Batı'nın soykırımlara yönelik tutumları

İnsan haklarının dünyadaki gelişim süreci anlatılırken bütün kültürlerde bir fikri temeli olduğundan, ancak uluslararası korumaya kavuşmasının Birleşmiş Milletler'in (BM) kuruluşundan sonra mümkün olduğundan bahsedilir. Filistin'de 28 gündür yaşanan soykırım bu bilginin doğruluğunun sorgulanması gerektiğini bir kez daha gözler önüne serdi. Ancak bu yaşananlar sorgulama gerektiren ilk vukuatı da değil Batı'nın...

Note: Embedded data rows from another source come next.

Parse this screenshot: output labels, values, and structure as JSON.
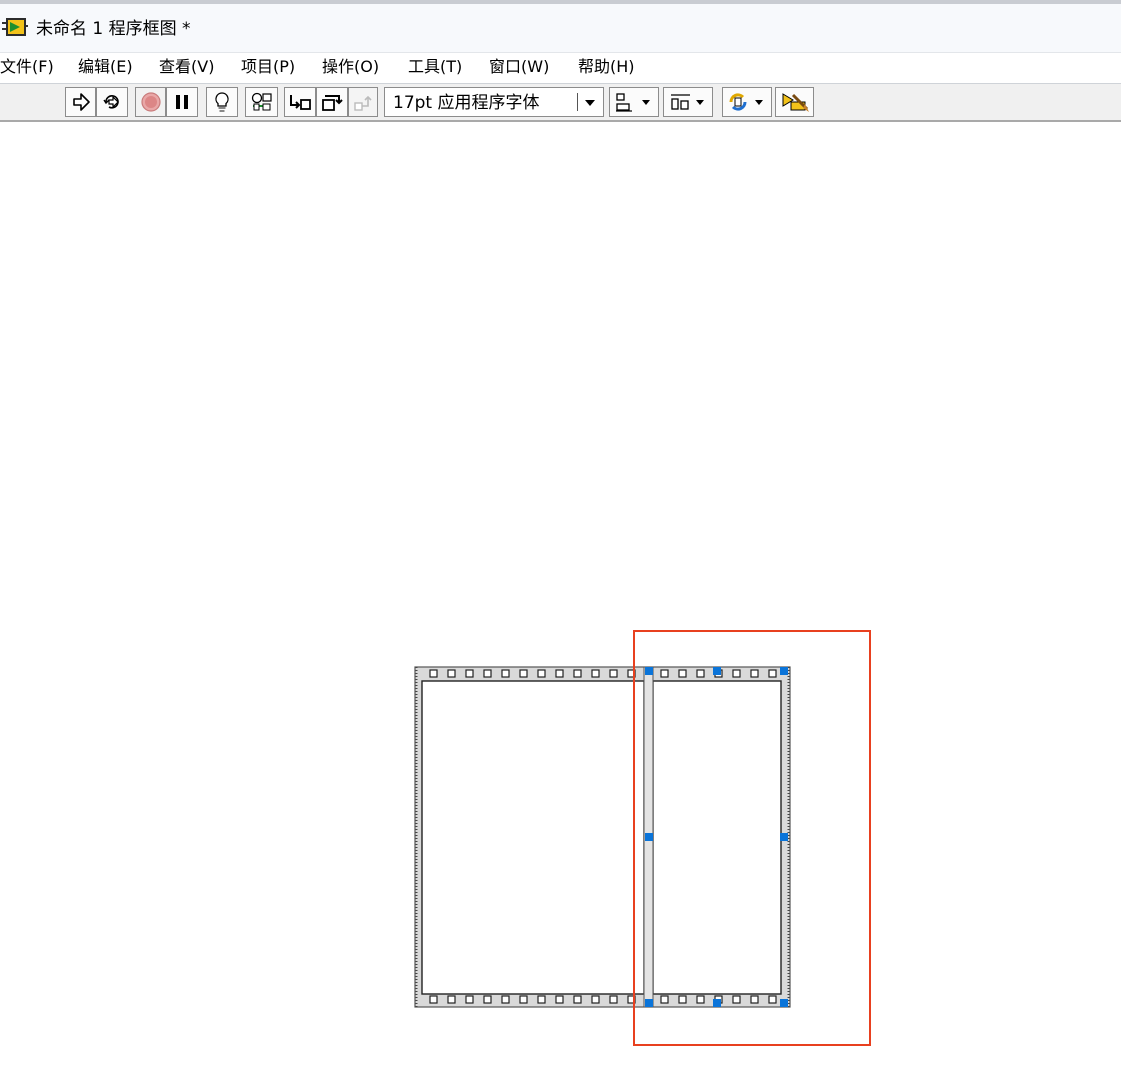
{
  "window": {
    "title": "未命名 1 程序框图 *",
    "icon": "labview-vi-icon"
  },
  "menubar": {
    "items": [
      {
        "label": "文件(F)",
        "name": "menu-file"
      },
      {
        "label": "编辑(E)",
        "name": "menu-edit"
      },
      {
        "label": "查看(V)",
        "name": "menu-view"
      },
      {
        "label": "项目(P)",
        "name": "menu-project"
      },
      {
        "label": "操作(O)",
        "name": "menu-operate"
      },
      {
        "label": "工具(T)",
        "name": "menu-tools"
      },
      {
        "label": "窗口(W)",
        "name": "menu-window"
      },
      {
        "label": "帮助(H)",
        "name": "menu-help"
      }
    ]
  },
  "toolbar": {
    "font_label": "17pt 应用程序字体",
    "buttons": [
      "run-icon",
      "run-continuously-icon",
      "abort-icon",
      "pause-icon",
      "highlight-execution-icon",
      "retain-wire-values-icon",
      "step-into-icon",
      "step-over-icon",
      "step-out-icon",
      "align-objects-icon",
      "distribute-objects-icon",
      "reorder-icon",
      "clean-up-diagram-icon"
    ]
  },
  "diagram": {
    "structure": "flat-sequence-structure",
    "frames": 2,
    "selected_frame": 2
  },
  "colors": {
    "selection_handle": "#0a74d9",
    "highlight_border": "#e8401f",
    "frame_border": "#555555"
  }
}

Biz insan hakları mefhumunun varlığını Bosna'da da sorgulamıştık. Tecavüzün sistematik bir soykırım yöntemi olarak kullanıldığı savaş olarak tarihe geçti Bosna Savaşı. BM güçlerinin gözü önünde Srebrenitsa'da soykırım yaşandı. Bosnalı Müslümanlar bugün Gazze'de olduğu gibi abluka altında yıllar geçirdi ve sözde yardım diye zehirli konserveler atıldı uçaklardan. İnsan hakları savunucusu! Batı, Bosna'da yaşananları önce seyretti, sonra da soykırıma ağız dolusu soykırım bile diyemedi.

Bununla bitmedi sorgulamamız. Irak'ta yine insanlığımızdan utandığımız şeylerin yaşandığına tanıklık ettik maalesef. Önce Irak askerlerinin bir hastaneyi basarak kuvözlerdeki bebekleri bile öldürdükleri yalanı ortaya atıldı. Sözde Irak'taki bebeklere özgür ve güvenli bir gelecek vermek iddiasıyla çocuklar ya öldürüldü, ya yaralandı ya da sahipsiz bırakılıp terör örgütlerinin eline terk edildi. Kurulan Guantanamo Hapishanesi'yle bütün dünyaya da göstere göstere insanlıktan nasıl çıkılacağının dersini verdi ABD. Hala var olan hapishanede yargı karşısına bile çıkarılmamış Müslümanlar ağır işkencelere maruz bırakılıyor. Batı'dan bir itiraz var mı Tabii ki hayır...

Bitmedi vukuatlar... ABD'nin Ortadoğu'da döktüğü kanların ikinci adresi Suriye oldu. Etnik kökenleri yok sayan, siyasi tarihi kendine göre yeniden düzenleyerek çıkarlarına uygun şekilde yazmaya çalışan Batı yine çocukların kanını eline bulaştırdı... İnsanlığın bombalar altında kalarak yok olduğu, milyonlarca masum insanın evlerinden edildiği, sayılamayacak kadar savaş suçu işlenen sürecin sonunda ABD bedel ödedi mi Tabii ki hayır...

Bütün bu yaşananlardan sonra ABD'nin Ortadoğu'daki maşası olan İsrail tarafından kıyım sürdürülüyor. 75 yıldır dozu hep artırılarak devam eden zulmün en üst seviyeye çıktığı saldırılar 7 Ekim'den beri aralıksız devam ediyor. Çocuklar sadece bombalarla değil, açlıktan, susuzluktan, ilaçsızlıktan ölüyor. Savaş hukukunun koruduğu yegane alan olan hastaneler yerle bir ediliyor. Öncekilerden farklı olarak Batı bu defa sessizliğini bozdu. Soykırımı açıkça destekliyor. İsrail'e destek ziyaretleri için devlet başkanları sıraya girmiş durumda. Daha fazla insanın nasıl öldürülebileceğini öğretmesi için bölgeye komutanlar gönderiliyor. Bu da yetmiyor, gemiler, silahlar, savunma sistemleri bölgeye gönderiliyor. Yapılan soykırımı dünya kamuoyuna göstermemek için her yolu deneyen medya kartelleri bununla da yetinmeyerek meşrulaştırmak için senaryolar üretiyor.